– Молодой, да ранний, – неприязненно поставила диагноз заведующая Тяпкину, выслушав его торопливый говорок. К ней прицепилась слава хорошего диагноста еще в институте, когда вместе с группой попав в морг, она закричала первая: "Покойники!"
– Займитесь им, Василий Васильевич, – не без ехидства произнесла она, нарочито проговаривая окончания имени и отчества молодого врача, которые при обычных обстоятельствах и в угоду народным традициям по-свойски обрубались с концов наполовину.
В понедельник Крошкина и Грушкина похоронили.
Некролог вывесили только в четверг, и Грушкин с Крошкиным, которым кадровики, вечный бич жизнелюбия, выставили по два прогула, грозившие лишением премии целому отделу за то, что они оказались там, где религия обещает вечность, а земля – прах, были, наконец-то, оправданы и в глазах коллектива.
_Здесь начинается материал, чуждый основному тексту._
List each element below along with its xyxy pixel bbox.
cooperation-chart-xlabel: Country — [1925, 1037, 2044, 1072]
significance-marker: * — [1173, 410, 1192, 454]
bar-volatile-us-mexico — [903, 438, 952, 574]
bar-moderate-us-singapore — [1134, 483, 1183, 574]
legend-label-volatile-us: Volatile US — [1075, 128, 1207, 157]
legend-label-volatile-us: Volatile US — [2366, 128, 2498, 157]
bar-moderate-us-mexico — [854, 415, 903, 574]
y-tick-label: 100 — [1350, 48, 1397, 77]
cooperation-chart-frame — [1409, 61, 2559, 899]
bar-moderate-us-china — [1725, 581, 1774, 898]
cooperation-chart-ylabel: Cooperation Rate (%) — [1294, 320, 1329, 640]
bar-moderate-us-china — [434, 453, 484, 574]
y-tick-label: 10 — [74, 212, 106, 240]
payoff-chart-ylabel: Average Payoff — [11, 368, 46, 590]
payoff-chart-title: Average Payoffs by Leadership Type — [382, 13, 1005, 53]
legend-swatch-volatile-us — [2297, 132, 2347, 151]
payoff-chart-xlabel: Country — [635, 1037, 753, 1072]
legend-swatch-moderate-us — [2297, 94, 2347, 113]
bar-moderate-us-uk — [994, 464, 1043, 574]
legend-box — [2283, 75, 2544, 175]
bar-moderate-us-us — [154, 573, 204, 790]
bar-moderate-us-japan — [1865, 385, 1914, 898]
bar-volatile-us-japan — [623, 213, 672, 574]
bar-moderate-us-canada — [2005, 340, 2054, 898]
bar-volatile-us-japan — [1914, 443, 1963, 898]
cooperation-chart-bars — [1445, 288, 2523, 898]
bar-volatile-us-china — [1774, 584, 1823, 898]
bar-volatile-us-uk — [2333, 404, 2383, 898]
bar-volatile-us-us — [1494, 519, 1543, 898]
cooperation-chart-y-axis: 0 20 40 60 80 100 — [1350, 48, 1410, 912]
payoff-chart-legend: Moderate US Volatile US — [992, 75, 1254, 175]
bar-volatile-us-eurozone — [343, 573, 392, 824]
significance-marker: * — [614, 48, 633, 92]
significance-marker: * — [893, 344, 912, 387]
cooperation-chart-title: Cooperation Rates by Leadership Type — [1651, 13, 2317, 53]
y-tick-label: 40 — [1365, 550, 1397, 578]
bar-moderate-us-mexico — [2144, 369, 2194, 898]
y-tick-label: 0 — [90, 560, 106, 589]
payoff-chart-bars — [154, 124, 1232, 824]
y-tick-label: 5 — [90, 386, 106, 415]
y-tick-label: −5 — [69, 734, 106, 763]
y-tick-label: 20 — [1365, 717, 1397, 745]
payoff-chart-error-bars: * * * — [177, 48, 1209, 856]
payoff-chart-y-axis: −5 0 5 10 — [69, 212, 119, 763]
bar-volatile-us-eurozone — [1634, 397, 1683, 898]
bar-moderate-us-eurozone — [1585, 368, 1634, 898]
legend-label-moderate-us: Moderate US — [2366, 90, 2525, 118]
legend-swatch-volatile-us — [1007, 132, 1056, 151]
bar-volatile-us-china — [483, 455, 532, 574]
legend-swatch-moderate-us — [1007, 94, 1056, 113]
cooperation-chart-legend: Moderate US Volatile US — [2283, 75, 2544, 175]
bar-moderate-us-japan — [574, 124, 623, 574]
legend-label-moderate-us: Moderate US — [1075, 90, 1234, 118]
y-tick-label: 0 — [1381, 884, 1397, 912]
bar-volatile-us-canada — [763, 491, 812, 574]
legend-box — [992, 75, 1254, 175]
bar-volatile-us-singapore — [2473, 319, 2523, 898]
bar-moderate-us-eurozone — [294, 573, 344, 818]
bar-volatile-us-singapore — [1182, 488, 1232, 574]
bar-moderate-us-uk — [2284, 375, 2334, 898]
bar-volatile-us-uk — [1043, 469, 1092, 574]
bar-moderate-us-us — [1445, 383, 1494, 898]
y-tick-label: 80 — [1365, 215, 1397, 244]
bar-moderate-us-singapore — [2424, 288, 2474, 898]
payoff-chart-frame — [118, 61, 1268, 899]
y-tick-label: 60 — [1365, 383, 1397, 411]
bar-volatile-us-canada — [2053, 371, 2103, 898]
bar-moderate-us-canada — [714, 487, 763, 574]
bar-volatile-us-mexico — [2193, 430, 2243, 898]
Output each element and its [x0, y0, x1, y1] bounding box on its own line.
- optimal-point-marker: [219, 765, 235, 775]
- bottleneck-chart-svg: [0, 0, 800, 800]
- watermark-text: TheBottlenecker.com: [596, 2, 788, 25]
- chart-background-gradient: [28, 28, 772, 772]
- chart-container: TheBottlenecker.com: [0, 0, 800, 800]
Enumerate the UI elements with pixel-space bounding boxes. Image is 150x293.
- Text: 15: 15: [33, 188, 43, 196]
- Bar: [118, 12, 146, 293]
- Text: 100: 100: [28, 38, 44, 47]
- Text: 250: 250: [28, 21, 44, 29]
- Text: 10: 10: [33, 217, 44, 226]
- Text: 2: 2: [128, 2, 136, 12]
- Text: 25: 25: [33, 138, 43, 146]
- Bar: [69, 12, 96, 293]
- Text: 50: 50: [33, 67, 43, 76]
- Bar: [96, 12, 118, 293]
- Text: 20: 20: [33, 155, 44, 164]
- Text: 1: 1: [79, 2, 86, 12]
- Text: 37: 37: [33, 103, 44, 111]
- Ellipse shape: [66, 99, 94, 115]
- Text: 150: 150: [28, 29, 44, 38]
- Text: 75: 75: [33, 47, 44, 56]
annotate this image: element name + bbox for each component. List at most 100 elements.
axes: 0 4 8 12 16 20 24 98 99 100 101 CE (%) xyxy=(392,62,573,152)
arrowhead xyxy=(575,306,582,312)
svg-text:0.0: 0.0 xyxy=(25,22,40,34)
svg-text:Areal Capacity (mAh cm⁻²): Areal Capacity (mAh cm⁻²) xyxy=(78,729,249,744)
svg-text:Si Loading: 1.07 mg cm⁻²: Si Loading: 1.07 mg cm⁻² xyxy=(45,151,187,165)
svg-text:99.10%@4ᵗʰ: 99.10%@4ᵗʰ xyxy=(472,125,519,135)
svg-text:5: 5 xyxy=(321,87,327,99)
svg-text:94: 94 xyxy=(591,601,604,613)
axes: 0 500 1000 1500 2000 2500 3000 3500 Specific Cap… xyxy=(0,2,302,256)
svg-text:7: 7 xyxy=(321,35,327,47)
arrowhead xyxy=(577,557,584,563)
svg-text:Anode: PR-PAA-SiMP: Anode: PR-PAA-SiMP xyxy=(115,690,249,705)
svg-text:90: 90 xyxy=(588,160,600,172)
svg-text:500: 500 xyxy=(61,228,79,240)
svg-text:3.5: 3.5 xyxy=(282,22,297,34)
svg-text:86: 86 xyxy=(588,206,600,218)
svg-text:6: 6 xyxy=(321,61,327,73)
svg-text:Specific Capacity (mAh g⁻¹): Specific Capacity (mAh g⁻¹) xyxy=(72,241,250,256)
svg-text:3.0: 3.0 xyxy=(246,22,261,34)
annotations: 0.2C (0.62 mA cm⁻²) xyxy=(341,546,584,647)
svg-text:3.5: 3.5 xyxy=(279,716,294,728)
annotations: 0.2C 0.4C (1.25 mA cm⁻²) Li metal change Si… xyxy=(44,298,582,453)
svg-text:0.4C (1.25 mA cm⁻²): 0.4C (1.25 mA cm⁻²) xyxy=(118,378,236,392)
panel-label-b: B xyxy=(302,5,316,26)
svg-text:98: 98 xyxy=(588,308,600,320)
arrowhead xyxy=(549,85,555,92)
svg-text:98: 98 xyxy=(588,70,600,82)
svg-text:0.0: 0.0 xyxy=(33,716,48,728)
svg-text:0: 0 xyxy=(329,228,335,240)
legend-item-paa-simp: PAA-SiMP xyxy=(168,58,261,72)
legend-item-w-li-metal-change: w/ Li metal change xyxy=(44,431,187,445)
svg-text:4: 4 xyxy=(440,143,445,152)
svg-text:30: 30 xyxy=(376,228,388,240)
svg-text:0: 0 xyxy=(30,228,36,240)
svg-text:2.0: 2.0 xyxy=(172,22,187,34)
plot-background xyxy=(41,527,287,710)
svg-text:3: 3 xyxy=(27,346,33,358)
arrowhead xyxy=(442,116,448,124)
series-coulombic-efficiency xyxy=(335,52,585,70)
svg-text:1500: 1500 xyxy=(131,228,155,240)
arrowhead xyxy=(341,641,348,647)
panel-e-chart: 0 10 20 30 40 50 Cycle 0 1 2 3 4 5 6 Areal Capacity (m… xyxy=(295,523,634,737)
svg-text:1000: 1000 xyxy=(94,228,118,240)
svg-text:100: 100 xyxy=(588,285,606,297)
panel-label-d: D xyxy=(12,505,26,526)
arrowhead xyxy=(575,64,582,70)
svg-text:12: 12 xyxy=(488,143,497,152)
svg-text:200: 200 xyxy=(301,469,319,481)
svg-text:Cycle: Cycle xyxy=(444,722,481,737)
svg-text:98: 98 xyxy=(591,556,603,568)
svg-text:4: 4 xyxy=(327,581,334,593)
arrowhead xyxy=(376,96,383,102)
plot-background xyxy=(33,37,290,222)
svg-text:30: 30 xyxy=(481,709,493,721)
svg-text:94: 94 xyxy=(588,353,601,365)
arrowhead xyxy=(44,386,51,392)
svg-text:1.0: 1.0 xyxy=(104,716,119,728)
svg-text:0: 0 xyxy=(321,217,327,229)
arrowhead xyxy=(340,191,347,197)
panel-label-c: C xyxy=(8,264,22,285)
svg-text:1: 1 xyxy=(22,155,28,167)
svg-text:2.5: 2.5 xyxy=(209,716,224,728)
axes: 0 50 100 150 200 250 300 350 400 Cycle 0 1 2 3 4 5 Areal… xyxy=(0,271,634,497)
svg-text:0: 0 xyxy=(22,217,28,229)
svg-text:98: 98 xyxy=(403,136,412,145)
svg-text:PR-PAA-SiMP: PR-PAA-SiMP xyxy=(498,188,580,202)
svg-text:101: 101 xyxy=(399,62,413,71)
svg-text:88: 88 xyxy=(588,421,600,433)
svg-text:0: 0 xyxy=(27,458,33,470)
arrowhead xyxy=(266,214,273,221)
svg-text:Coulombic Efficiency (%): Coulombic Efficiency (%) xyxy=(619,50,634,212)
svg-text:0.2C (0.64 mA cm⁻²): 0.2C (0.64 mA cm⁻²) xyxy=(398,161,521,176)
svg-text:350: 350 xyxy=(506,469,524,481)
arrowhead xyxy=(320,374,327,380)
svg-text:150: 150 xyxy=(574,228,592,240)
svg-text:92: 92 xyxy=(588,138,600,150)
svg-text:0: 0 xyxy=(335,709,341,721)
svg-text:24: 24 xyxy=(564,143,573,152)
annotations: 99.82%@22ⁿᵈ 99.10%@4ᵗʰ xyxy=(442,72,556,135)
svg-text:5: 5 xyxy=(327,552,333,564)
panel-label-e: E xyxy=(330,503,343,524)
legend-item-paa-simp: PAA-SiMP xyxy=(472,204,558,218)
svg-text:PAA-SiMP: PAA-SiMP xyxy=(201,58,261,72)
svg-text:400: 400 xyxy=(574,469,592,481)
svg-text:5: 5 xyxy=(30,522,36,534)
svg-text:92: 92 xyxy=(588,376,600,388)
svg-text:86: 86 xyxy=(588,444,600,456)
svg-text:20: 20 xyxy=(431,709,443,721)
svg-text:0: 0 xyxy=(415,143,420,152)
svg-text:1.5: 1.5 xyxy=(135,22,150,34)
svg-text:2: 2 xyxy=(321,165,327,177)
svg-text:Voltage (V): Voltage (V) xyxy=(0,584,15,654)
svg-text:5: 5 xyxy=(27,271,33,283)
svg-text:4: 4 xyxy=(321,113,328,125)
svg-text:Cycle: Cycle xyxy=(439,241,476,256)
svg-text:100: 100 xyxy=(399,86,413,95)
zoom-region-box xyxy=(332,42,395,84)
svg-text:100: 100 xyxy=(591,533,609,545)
– Кто бы мог подумать? – озираясь по сторонам в поисках ответа, ахала Валечка.
– И ведь как жили, так и умерли, – добавила пенсионерка Люба, подметавшая пол.
– Что вы хотите этим сказать? – спросила судорожно Зинаида Николаевна (ходили слухи, что она была любовницей Крошкина).
– А то, что Грушкин имел интрижку с женой Крошкина, – захохотал из своего угла Николенька.
– Что вы говорите, – съязвила Майечка, – я слышала, что это Крошкин имел интрижку с женой Грушкина.
– О покойниках плохо не говорят, – сказала все еще грустная Лидия Петровна, о которой знали точно, что она была любовницей Крошкина.
Верочка и Ирочка, весело переглядываясь, хохотали, потому что Верочка еще не знала, что Ирочка уже вторую неделю была любовницей Николеньки, а Ирочка доверчиво полагала, что Николенька бросил Верочку еще месяц назад.
Так этот большой и дружный коллектив, работавший на благо путей смещения, принял весть о кончине своих товарищей.
– А, простите, от чего они… того? – не выдержав, полюбопытствовал Иннокентий Болотский, обычно тихо писавший стихи уже четверть века в ящики всех письменных столов, встреченных им на трудовом пути.
– Как от чего? – удивилась пенсионерка Люба. – От аппендицита, гнойного.
– Что вы говорите, а я и не знала, что гнойный аппендицит – вирусное заболевание, – встревожилась красавица Валечка, оказавшаяся ближайшей соседкой обоих усопших.
Эту-то фразу и услышал, проходя мимо окна эпидемиолог медсанчасти Никонов П.М., защитивший через два с половиной года диссертацию на тему "Вирусное воспроизводство патологического возбудителя заглушной пазухи гнойного анахронизма правостороннего аппендицита в распахнутоносовых пазухах воздушно-капельным путем" и позже возглавивший неврологический институт имени Буянько-Ламбарозо, названного так в честь знаменитого уссурийского путешественника и шамана, съеденного тиграми в день своего сорокалетия.
Буянько-Ламбарозо долго не признавали в нашей стране из-за этой неудачи, одновременно ставшей и его кончиной. Дело в том, что написав к своему сорокалетию труд о гениях, шаманах, шарлатанах и просто дураках, и после этого перестав отличать одних от других: в силу плохой освещенности тайги он потерял остроту зрения, стараясь закончить рукопись ко дню рождения, а ближайшая аптека, где можно было заказать очки, была далеко. Затеяв запланированный самим собой праздник для самого себя, что говорило о некоторой его собранности и безусловном оптимизме, на основании которого, казалось, он все и рассчитал, даже разослав приглашения во многие известные издательства газет и научных журналов, ученый, лучиной разведя костер, как его учили в детстве, затушил его, страдая склерозом, позже выдаваемым библиографами за энурез, преждевременно, до рассвета, за что и был съеден тиграми. В ту же ночь, но уже после его гибели, разразилась гроза, приведшая к пожару тайги, приписываемому неосторожному обращению со спичками путешественника и шамана. Журналисты, не успевшие к окончанию пожара, сделав репортажи о пожаре по годами наработанным материалам, именуемым болванками, разбежались за будущими сенсациями. Журналист же Вести-на-месте, вернувшийся из отпуска и не включившийся пока в работу, планами еще не располагал. Оставшись на месте полистать блокнот, он обратил внимание и на приглашение Буянько-Ламбарозо, в котором стояла дата, имевшая место две недели назад перед началом пожара и непосредственно перед его отпуском. Не сходя с места, пристроившись на чудом уцелевшем для этих целей после пожара пеньке, он набросал беглые подробности, в которых любознательная к происшествиям публика впервые разыскала имя Буянько-Ламбарозо, с которым ей сразу пришлось и проститься.